The Supreme Court recently struck a blow to employers and made another expansion to the scope of Title VII’s retaliation provisions. By its January 24, 2011 decision in Thompson v. North American Stainless, LP, –U.S. –, 2011 WL 197638 (2011), the court overturned a Sixth Circuit decision which had affirmed the dismissal of the retaliation claims brought by a terminated fiancé of another employee who had brought a sexual harassment charge.
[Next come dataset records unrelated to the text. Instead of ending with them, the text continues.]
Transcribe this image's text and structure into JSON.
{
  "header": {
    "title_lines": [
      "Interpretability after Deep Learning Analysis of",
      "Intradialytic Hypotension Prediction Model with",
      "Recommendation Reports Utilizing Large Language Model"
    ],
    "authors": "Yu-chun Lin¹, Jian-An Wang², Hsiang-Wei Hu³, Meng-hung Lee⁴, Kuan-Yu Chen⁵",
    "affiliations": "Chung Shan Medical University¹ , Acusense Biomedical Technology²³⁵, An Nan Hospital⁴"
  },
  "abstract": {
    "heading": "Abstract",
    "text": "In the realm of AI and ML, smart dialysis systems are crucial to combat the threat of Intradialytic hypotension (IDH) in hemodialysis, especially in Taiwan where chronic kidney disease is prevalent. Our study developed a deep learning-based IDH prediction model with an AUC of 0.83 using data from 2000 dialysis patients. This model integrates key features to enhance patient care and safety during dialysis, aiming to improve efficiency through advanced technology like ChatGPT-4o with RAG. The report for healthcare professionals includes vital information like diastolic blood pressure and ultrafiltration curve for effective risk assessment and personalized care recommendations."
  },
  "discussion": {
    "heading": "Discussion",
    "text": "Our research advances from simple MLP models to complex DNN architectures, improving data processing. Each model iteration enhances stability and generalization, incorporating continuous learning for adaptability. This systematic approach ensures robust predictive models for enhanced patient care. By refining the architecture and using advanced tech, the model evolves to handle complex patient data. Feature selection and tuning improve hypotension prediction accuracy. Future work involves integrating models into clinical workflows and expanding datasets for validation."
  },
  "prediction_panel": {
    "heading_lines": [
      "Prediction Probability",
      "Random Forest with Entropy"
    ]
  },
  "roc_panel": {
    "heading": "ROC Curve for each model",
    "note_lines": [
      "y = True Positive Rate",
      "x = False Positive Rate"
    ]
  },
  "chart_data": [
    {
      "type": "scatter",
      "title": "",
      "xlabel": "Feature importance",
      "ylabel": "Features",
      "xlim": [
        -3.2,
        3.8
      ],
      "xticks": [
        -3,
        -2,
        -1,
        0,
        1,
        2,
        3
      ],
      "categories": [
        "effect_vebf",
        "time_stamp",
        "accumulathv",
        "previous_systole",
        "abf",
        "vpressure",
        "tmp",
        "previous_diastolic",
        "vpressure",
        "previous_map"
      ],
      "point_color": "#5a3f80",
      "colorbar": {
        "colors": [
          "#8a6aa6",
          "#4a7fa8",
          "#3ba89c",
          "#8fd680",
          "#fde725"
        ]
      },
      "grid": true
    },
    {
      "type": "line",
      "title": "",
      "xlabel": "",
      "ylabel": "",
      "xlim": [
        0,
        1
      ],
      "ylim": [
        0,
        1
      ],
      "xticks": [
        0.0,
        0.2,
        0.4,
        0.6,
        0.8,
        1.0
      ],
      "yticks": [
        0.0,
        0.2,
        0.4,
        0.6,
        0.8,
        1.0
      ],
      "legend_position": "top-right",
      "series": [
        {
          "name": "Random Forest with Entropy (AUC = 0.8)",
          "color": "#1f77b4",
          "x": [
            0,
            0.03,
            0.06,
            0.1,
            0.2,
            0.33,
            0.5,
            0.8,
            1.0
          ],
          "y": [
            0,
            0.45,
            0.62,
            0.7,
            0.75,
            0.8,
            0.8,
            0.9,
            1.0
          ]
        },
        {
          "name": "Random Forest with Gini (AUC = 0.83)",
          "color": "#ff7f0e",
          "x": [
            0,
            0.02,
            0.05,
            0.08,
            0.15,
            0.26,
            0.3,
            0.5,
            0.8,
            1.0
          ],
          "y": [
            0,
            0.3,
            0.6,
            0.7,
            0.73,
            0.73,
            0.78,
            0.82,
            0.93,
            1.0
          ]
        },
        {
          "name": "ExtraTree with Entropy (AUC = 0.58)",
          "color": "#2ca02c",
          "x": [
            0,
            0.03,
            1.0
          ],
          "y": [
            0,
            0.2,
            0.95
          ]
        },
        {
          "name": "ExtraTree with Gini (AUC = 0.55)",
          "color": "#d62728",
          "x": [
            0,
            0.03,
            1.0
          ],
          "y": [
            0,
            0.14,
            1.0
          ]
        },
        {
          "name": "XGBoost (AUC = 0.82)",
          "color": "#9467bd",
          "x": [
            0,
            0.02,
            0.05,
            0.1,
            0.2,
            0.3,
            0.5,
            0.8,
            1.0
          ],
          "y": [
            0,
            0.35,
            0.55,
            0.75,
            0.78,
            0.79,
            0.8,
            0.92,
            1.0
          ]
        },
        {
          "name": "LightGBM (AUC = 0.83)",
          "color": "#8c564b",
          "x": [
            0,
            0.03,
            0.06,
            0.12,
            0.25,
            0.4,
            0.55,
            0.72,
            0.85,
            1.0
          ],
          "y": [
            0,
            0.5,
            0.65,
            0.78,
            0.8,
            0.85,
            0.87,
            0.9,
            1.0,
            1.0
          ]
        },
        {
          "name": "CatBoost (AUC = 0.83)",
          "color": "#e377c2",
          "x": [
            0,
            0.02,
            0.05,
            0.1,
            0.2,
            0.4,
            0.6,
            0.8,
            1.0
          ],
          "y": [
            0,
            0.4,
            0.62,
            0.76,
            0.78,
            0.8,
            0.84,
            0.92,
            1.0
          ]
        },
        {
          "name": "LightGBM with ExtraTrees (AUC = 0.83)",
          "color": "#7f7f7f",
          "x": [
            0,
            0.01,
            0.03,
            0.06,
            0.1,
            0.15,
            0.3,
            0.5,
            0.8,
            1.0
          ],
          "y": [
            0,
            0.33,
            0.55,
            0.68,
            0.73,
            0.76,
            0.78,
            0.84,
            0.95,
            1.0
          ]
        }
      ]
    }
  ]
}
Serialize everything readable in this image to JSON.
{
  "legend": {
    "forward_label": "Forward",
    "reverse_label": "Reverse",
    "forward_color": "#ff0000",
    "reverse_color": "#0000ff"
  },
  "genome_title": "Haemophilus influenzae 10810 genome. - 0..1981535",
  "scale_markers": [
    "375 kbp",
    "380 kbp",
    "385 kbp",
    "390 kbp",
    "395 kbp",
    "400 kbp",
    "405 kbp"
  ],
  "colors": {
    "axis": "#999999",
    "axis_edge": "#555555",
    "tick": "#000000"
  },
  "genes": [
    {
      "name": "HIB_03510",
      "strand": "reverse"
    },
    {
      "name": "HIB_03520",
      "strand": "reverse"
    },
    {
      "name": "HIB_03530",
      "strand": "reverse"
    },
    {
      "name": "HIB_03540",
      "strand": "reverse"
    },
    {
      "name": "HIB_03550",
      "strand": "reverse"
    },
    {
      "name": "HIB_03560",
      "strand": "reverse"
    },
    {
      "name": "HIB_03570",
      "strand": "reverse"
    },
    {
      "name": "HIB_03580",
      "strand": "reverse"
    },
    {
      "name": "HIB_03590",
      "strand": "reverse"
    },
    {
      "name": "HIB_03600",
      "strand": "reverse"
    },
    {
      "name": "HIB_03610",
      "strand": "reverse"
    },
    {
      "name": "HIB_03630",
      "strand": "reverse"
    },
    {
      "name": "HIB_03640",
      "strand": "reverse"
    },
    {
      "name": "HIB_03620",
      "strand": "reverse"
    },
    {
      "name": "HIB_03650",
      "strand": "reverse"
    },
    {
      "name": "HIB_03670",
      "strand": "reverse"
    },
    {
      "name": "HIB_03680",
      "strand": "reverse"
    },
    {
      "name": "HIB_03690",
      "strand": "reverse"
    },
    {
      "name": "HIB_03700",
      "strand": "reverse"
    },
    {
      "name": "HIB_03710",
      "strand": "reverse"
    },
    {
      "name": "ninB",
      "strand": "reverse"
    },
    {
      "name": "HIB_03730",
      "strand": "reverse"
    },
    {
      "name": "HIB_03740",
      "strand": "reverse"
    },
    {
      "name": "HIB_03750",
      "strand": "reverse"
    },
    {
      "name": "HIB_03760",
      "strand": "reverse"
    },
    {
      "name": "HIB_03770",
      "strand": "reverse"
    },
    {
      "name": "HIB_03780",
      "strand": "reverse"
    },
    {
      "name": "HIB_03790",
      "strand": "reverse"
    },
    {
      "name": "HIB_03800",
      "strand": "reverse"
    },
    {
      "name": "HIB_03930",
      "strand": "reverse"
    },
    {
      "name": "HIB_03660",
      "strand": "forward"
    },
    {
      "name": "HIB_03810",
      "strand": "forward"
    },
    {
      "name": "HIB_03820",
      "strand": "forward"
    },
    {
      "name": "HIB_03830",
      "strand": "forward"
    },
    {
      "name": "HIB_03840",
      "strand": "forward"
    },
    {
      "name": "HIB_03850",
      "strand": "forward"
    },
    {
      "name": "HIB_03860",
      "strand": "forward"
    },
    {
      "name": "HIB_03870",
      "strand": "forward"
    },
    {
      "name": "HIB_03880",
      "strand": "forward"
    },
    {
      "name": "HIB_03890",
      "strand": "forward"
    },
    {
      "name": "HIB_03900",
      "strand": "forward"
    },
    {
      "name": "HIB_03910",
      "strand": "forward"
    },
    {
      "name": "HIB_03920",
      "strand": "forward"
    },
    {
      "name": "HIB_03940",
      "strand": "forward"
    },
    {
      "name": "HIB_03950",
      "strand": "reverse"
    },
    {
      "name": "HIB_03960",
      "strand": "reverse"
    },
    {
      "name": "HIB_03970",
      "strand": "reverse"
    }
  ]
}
By its ruling, the Supreme Court held that the fiancé could bring his own suit under Title VII for the alleged retaliatory termination, even though he did not himself engage in any protected activity prior to his termination.

The Supreme Court focused the language of 42 U.S.C. 2000e-5(f), which bestows the right to bring a civil action to a “person …aggrieved.”  Using a “zone of interest” test —enabling suit by any plaintiff with an “interest arguably sought to be included in the statute” – the Court construed the Title VII provision broadly, determining that the statute encompassed claims by persons harmed in retaliation for another employee’s protected activity. Id., at 5. The court rejected the argument that Title VII did not reach third-party reprisals, referring back to the lesson in Burlington, which also held that the retaliation provision is very broad.

The Court explained: “[Fiancé] falls within the zone of interests protected by Title VII. He was an employee of NAS, and Title VII’s purpose is to protect employees from their employers’ unlawful actions. Moreover, accepting the facts as alleged, [Fiancé] is not an accidental victim of the retaliation. Hurting him was the unlawful act by which NAS punished [Complaining Employee].” Id.

The Court also refused to restrict or specifically define any particular set of relationships that would fall into the “zone of interest” of Title VII’s retaliation provision, stating:

“We must also decline to identify a fixed class of relationships for which third-party reprisals are unlawful. We expect that firing a close family member will almost always meet the Burlington standard, and inflicting a milder reprisal on a mere acquaintance will almost never do so, but beyond that we are reluctant to generalize. As we explained in Burlington, 548 U.S., at 69, 126 S.Ct. 2405, ‘the significance of any given act of retaliation will often depend upon the particular circumstances.’ Given the broad statutory text and the variety of workplace contexts in which retaliation may occur, Title VII’s antiretaliation provision is simply not reducible to a comprehensive set of clear rules. We emphasize, however, that ‘the provision’s standard for judging harm must be objective,’ so as to ‘avoi [d] the uncertainties and unfair discrepancies that can plague a judicial effort to determine a plaintiff’s unusual subjective feelings.’ Id., at 68-69, 126 S.Ct. 2405.”

Id., 4 (Emphasis added).

Because the ADA adopts the same “person … aggrieved “ provisions of 42 USC 200e-5 and the ADEA provides at 29 U.S.C. 626 that “any person aggrieved may bring a civil action…,” the Thompson decision likely will not be limited to retaliation under Title VII.